The return on investment on a badly built home, he says, is compromised by issues including mould and condensation as well as poor performance energy-wise.
“Better quality means a better ROI long-term.”
Building code standards are too low
The main barriers he identifies to the normalisation of sustainable homes are the country’s building code, which sets the bar extremely low in terms of energy and performance, a building industry that is currently “booming” with work and is reluctant to embrace change, and a market that is not financially literate on home running costs.
Small cost increments are falling
Burnett says that the cost of building a 6 Star home is currently roughly two per cent more than doing code minimum and achieving around 3 Stars. The energy saving difference is 50 per cent lower energy bills for the 6 Star home.
The cost of doing 7 Star is around five per cent more, and achieving 8 to 9 Stars costs 10 per cent more. However, these costs are falling, he says, as the price of technology such as solar PV and the price of sustainable materials is reducing due to market demand.
The movement is also looking to influence the design and construction of social housing. Burnett says there are discussions underway with Christchurch City Council, which is planning a number of social housing infill projects.
Options being put on the table for council to consider include designing and building demonstration homes as part of the projects, or private investment developing homes that are then made available to tenants with power costs included in the rent.
Burnett says that discussions around rebuilding the city more sustainably have been largely a “talkfest” where “very little real stuff happens on the ground.

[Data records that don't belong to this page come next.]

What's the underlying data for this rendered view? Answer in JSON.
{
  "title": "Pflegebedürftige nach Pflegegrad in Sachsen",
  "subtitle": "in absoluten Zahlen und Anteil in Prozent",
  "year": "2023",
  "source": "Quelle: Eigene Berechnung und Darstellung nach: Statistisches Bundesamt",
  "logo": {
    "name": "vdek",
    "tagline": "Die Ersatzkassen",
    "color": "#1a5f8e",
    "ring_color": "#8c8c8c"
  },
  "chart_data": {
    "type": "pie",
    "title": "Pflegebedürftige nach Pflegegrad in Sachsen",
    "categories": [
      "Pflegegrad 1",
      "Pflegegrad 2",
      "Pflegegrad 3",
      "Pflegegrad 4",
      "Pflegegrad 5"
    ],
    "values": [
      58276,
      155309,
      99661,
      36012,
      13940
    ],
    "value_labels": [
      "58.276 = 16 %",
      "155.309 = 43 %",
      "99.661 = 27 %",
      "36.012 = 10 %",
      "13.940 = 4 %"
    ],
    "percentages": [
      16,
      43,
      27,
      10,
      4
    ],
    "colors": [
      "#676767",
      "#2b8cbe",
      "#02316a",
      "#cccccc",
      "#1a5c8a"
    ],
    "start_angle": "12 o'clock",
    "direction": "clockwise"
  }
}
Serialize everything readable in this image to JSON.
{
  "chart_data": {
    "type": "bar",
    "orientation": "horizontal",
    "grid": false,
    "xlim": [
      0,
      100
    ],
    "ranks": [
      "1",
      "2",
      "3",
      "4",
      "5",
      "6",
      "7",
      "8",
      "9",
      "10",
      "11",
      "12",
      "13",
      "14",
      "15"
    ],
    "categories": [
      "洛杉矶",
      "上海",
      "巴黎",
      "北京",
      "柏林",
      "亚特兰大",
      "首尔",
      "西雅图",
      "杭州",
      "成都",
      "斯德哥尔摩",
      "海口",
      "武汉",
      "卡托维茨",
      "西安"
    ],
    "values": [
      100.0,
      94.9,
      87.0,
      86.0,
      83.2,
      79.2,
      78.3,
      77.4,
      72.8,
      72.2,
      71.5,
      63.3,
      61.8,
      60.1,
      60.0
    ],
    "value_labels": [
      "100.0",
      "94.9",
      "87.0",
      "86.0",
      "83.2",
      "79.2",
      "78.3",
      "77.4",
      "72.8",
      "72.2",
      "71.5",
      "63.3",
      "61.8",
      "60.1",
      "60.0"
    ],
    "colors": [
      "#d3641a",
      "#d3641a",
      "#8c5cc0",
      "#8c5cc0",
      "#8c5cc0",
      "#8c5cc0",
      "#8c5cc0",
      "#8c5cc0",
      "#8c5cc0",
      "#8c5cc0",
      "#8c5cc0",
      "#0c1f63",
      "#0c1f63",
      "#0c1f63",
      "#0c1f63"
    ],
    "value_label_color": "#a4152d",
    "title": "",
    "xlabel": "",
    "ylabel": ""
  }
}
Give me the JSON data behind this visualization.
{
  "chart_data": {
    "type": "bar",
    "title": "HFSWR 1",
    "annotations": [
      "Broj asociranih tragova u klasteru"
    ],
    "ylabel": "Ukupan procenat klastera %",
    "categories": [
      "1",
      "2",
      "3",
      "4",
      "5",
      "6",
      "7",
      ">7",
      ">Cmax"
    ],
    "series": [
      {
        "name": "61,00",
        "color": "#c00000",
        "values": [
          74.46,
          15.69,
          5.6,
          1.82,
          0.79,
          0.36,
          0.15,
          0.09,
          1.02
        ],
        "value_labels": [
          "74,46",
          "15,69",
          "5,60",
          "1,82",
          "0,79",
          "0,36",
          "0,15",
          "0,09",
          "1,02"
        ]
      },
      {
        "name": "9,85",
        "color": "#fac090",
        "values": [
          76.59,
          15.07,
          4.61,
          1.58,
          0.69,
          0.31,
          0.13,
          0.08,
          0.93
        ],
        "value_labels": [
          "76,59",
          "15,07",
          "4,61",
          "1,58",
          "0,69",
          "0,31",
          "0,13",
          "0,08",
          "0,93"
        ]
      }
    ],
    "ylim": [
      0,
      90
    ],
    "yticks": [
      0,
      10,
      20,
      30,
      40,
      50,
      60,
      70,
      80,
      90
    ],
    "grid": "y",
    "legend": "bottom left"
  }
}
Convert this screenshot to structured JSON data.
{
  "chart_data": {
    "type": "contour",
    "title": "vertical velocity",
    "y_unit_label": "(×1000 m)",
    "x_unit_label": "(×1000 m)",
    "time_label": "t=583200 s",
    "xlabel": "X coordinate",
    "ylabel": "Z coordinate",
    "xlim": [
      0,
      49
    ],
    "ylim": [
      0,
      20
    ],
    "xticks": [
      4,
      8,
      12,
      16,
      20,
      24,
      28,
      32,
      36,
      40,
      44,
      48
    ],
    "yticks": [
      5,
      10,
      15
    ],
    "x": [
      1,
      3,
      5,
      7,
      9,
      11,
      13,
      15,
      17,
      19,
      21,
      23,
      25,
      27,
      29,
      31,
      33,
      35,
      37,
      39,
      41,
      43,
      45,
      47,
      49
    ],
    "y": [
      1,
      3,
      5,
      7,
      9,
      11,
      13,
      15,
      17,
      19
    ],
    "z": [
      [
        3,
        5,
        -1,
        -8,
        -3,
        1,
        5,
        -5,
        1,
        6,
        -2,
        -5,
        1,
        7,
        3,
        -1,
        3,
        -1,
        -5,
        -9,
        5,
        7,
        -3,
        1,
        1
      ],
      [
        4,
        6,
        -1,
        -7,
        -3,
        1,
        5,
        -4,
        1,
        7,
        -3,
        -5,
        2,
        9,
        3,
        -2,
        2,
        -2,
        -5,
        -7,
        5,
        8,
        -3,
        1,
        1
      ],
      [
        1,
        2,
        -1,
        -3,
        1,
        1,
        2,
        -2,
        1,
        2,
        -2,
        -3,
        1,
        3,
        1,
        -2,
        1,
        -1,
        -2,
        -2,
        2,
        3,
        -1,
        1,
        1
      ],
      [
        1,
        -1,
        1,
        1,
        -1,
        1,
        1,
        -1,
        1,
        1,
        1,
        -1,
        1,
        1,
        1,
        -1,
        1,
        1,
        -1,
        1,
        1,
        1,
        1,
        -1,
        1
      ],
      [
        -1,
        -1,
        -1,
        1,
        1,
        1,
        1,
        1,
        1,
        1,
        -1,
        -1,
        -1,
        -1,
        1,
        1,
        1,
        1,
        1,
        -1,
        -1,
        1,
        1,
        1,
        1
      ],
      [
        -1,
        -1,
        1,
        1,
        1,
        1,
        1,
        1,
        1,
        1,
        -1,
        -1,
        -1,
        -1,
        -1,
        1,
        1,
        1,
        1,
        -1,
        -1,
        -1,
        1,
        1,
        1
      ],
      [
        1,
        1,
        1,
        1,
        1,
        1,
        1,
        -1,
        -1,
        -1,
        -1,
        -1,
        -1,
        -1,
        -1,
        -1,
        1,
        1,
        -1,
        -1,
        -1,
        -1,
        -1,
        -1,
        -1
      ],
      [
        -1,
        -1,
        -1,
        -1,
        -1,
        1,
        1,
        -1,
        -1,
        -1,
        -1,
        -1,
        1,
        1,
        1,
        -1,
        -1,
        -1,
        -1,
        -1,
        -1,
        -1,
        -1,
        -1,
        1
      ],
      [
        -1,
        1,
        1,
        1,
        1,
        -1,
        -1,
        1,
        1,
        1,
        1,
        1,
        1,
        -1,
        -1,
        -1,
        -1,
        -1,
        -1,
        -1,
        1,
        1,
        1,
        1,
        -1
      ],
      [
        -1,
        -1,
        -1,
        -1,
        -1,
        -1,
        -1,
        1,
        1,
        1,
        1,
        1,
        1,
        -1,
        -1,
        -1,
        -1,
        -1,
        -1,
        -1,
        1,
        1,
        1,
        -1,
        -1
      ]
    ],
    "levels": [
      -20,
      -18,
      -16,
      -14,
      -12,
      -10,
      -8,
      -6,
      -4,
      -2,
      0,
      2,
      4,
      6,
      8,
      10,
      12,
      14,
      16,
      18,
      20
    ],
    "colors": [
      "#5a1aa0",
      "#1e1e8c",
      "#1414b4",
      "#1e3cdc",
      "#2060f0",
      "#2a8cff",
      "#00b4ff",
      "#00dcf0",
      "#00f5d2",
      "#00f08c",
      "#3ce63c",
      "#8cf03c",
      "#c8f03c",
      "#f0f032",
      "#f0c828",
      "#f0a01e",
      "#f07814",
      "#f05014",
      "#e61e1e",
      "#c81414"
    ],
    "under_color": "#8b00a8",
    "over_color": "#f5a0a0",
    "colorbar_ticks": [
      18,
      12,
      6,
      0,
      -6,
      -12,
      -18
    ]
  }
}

The Church Square projects are the movement’s way of “making it real”.
“We are leading by example, from the grassroots, doing ground-up stuff,” Burnett says.
“We said [to councillors] what they need to do is show leadership and show you can do energy-efficiency for little more cost than doing code minimum.
“There’s no excuse for building very cheap low quality housing and harnessing people to massive power bills for the rest of the life of the building.”